Anime Reviews

Fruits Basket: Volume Two


Fruits Basket: Volume Two



Fruits Basket, based on the popular manga series by Takaya Natsuki, continues in its second volume released by Funimation, covering episodes seven to twelve.

In the first volume, Tohru Honda met and ended up moving in with the House of Sohma, a wealthy, expansive family of whom twelve members are cursed to transform into the twelve animals of the Zodiac when hugged by a member of the opposite sex. After several hurdles, she finally manages to settle in happily with her newfound friends, and remains eager to learn more about them, the other members of their family, and their strange curse.


While the first six episodes introduced us to Tohru, the Sohmas, and established them as surrogate family, the next volume settles more into demonstrating the gradual but significant impact Tohru’s presence has on the people around her, teaching them the value of kindness and inspiring them to slowly overcome their own flaws and the scars left on their history.

To illustrate this point handily (as the way this ties into the central characters obviously has to be paced throughout an entire season) and to keep things fresh, three more members of the Zodiac are introduced–Momiji, Hatori, and Hatsuharu. All three are in line with the Fruits Basket pattern of not necessarily being anything we haven’t seen before, but still being deeply charming in execution and in their interactions with the other characters. Each of them, though their air time is limited, add interesting layers to the web of the relationships in the series and seem to fit in handily. With Hatori in particular, the audience is treated to several hints as to the nature of Akito, head of the Sohmas, the darker workings of the family, and the possibility of Tohru somehow being the key to finally break free of the curse.

Impressively consistent is its ability to invoke strong emotion, even (and sometimes especially) in circumstances and with characters we may have been aware of for only a very short time. The story is sweet and explicit in its themes without becoming unbearably preachy or saccharine. Hatori’s story with Kana stands out as deeply moving. The humor continues to be clever and energetic; Shigure dealing with his editor was a riot. Tohru’s naivety is also the butt of several jokes, which helps a lot to keep her positive influence on everyone around her from becoming unbearably over-the-top.

The show remains engaging and delightful to watch, and the sense of progression–in both individual character development and in terms of relationships–is maintained, although the energy has slowed down a bit since the first volume. As fun as it is just watching the cast bounce off of each other, there are several characters by the end of these six new episodes with the quirk of ‘polite most of the time, comically psychotic once they snap’, which does threaten to become a bit worn by the time we hit the fourth instance of it happening as a gag. That line hasn’t quite been crossed yet, though, and in all cases it’s remained entertaining thus far.
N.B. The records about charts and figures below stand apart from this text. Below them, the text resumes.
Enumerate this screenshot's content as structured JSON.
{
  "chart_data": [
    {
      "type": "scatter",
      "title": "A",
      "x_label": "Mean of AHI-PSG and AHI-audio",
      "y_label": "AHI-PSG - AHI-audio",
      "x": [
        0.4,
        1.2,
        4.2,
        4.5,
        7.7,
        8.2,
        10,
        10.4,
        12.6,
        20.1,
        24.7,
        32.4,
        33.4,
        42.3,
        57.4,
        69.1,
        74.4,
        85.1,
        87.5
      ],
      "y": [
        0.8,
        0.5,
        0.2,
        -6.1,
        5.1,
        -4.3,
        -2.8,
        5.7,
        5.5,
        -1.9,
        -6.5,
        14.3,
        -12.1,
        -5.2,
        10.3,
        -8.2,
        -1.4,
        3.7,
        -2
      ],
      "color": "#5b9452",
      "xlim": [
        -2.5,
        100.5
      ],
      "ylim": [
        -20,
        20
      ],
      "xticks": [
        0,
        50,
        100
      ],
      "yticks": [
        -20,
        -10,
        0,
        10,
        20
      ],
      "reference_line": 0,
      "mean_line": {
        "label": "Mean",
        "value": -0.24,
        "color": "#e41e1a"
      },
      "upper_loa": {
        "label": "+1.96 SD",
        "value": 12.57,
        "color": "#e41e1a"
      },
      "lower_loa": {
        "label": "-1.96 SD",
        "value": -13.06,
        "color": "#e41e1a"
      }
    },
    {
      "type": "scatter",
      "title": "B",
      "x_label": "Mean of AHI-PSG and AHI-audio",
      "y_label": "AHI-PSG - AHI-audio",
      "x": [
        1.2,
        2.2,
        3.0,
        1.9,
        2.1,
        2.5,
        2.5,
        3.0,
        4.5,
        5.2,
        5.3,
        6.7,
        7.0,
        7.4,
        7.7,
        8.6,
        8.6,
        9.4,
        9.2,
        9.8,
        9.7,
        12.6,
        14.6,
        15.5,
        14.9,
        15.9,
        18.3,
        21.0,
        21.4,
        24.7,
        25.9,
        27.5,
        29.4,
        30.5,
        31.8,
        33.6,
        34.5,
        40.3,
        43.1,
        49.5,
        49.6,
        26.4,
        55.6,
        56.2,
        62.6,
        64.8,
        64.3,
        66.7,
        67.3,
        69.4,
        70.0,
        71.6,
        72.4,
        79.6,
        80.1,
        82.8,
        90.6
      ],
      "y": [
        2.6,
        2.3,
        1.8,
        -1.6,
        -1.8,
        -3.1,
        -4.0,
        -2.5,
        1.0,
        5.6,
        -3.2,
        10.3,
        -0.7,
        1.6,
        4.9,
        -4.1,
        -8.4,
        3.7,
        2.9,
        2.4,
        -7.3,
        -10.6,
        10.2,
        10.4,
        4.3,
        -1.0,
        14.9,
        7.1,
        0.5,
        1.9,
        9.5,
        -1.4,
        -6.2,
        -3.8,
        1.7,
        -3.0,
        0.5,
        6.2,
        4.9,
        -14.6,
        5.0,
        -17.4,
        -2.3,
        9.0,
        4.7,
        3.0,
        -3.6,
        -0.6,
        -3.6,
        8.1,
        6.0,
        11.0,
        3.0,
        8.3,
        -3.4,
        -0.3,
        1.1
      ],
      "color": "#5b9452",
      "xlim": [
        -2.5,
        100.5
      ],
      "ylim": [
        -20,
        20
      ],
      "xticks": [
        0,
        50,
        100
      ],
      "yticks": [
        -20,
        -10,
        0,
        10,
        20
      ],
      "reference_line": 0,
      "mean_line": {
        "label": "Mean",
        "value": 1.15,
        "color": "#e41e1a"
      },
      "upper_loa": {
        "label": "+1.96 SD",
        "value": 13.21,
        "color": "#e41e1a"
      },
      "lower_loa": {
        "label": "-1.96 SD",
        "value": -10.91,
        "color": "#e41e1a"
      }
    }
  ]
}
The English language version remains high quality; the cast from the first volume continues to be strong, and most of the new characters successfully maintain the level of quality set for them. One unfortunate exception is Momiji, who just wasn’t convincing as an older woman acting the role of an energetic young boy. Otherwise, however, the show is still perfectly enjoyable under either language.


A strong continuation of the character development and hints of an underlying story from the first, introducing several appealing new characters and hinting more extensively at the nature of the curse and the possibility of breaking it. Hopefully as the show continues we’ll see more light shed on this, with a bit more tangible development, to prevent things from becoming a bit stale, as enjoyable as they still are now.


High quality, consistent with the first disc. The extras are impressive once again, featuring an updated set of profiles for the main cast and their English actors, a collection of the show’s eyecatches hosted by Yui Horie (the Japanese voice of Tohru), an informative interview with the director, and a fun, relaxed interview of Aya Hisakawa (the Japanese voice of Yuki) by Yui Horie once again, discussing their takes on the characters and fellow actors on the show.